Technorati Tags: biometrics
Fingerprint authentication in at a door is attractive because of convenience, not security (remember the case of the Scottish jail that had to turn off it’s new fingerprint access control system because prisoners could fool it at will). But so far as customer convenience is concerned, there is a significant limitation on such biometrics. It is one thing to use your fingerprint in a bank branch or social security office — where the device is under supervision and might reasonably be assumed to have not been tampered with — and quite another to use your fingerprint at a device in an insecure location (eg, a petrol station), a device that may have been subverted by criminals trying to capture fingerprints.

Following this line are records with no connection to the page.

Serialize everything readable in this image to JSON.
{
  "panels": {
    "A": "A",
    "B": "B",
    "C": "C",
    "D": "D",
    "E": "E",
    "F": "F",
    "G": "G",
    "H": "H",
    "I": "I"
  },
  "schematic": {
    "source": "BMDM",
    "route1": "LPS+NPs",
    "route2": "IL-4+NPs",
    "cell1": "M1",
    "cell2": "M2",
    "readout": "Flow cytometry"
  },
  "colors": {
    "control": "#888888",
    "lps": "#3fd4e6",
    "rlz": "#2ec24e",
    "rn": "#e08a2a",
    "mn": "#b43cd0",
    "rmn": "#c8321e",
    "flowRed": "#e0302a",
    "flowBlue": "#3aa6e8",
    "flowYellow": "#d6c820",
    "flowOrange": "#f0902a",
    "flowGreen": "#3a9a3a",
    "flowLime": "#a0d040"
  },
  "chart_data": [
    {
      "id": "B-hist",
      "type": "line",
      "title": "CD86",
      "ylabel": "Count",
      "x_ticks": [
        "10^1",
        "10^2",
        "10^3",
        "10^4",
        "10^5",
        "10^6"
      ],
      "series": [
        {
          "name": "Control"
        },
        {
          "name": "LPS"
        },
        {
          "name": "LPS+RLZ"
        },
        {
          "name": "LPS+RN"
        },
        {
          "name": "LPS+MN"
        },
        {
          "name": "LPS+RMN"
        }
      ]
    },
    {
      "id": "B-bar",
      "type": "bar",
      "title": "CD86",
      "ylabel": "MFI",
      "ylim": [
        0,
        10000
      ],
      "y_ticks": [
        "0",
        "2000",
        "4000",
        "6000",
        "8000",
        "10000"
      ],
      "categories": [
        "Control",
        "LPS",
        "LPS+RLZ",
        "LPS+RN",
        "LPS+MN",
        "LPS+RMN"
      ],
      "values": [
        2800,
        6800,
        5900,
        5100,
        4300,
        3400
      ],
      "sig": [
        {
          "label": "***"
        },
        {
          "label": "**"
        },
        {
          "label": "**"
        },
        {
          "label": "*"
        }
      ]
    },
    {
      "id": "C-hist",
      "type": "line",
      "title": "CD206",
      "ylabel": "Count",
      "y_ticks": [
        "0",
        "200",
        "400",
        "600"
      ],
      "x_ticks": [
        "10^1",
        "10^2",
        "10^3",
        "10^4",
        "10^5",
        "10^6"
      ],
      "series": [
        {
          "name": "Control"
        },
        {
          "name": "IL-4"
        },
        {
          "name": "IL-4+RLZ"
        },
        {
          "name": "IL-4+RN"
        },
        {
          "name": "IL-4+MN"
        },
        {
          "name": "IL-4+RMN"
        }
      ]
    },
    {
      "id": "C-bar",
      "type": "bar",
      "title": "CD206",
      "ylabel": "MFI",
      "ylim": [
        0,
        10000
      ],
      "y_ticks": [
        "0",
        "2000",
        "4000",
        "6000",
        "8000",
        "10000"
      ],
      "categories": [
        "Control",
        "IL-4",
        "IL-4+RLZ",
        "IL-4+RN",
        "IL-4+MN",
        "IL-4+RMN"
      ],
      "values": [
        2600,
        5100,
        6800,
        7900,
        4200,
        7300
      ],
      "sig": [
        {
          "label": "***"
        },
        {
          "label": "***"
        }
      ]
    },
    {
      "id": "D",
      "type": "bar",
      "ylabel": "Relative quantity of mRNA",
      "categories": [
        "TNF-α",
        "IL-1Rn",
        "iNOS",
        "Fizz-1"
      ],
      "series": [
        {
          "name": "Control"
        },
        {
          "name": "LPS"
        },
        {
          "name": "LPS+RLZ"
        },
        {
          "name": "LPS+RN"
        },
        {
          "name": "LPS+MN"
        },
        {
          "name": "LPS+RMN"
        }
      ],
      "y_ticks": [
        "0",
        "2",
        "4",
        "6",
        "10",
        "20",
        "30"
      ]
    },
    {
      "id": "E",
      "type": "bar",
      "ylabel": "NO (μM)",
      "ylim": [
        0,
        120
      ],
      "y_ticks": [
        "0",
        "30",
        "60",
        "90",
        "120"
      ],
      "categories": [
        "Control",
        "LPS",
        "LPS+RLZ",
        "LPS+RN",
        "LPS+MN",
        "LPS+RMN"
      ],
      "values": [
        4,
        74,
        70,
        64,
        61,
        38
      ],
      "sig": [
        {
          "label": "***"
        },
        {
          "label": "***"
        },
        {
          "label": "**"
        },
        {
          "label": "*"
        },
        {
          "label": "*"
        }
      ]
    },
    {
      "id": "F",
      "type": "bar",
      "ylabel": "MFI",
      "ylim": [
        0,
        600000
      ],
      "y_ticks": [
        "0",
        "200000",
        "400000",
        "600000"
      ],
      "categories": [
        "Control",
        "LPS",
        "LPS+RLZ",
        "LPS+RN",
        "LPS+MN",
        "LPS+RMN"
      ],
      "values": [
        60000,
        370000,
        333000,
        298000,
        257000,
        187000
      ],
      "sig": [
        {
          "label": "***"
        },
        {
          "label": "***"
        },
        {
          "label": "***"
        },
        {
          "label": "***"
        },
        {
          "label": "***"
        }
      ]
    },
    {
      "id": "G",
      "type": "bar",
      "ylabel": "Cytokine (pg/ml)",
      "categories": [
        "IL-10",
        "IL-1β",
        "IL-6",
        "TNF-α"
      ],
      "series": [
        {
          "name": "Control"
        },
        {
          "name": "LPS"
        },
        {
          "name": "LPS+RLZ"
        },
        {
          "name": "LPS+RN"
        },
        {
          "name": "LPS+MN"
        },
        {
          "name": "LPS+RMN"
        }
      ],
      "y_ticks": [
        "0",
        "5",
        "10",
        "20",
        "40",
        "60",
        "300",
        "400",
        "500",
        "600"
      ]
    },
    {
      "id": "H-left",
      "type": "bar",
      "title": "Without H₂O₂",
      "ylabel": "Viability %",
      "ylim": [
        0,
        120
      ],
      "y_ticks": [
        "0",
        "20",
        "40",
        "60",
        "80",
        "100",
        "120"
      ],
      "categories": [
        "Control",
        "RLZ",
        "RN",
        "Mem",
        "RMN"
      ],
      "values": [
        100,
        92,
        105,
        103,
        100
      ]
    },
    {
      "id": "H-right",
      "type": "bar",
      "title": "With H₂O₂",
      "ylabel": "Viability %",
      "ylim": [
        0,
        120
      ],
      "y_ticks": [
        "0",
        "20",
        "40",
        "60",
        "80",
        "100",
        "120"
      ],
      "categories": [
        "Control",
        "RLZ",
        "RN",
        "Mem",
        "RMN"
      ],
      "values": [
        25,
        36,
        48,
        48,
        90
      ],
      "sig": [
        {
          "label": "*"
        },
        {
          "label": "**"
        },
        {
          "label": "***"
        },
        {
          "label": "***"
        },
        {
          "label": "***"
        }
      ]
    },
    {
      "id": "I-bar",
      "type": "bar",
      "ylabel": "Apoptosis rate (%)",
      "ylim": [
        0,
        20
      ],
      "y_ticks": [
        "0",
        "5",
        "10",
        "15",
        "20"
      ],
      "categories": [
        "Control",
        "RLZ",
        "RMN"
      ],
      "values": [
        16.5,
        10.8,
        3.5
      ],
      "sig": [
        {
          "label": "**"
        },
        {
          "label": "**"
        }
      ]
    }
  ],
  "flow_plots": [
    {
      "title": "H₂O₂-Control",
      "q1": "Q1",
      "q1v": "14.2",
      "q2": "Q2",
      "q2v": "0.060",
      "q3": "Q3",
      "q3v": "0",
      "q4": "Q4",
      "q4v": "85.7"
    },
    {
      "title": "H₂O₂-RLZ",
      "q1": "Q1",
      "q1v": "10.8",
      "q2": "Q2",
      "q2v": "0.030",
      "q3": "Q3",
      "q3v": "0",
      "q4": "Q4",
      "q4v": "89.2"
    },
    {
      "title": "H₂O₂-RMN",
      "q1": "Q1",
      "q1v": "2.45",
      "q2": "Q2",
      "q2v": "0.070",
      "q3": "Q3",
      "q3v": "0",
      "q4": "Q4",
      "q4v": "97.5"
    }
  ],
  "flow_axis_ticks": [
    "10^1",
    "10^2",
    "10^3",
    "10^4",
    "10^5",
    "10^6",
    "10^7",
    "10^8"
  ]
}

Using your fingerprint at home is a non-starter for the time being. Apart from the issue of coercion, the fact is that PCs are very insecure and there is no possibility of trusting them or anything connected to them. If a fingerprint reader attached to my PC tells the bank that my finger is on it, how does the bank know whether that is true or whether the reader has been tampered with? It may be replaying my fingerprint when actually a criminal is logging in.
One factor authentication in these circumstances is a bad idea, whether the one factor is a fingerprint or a password. Two factor authentication, especially two factor authentication where one of the factors is tamper-resistant hardware (eg, a smart card) and the other factor is a convenient biometric (eg, a voice print) might be an optimal combination.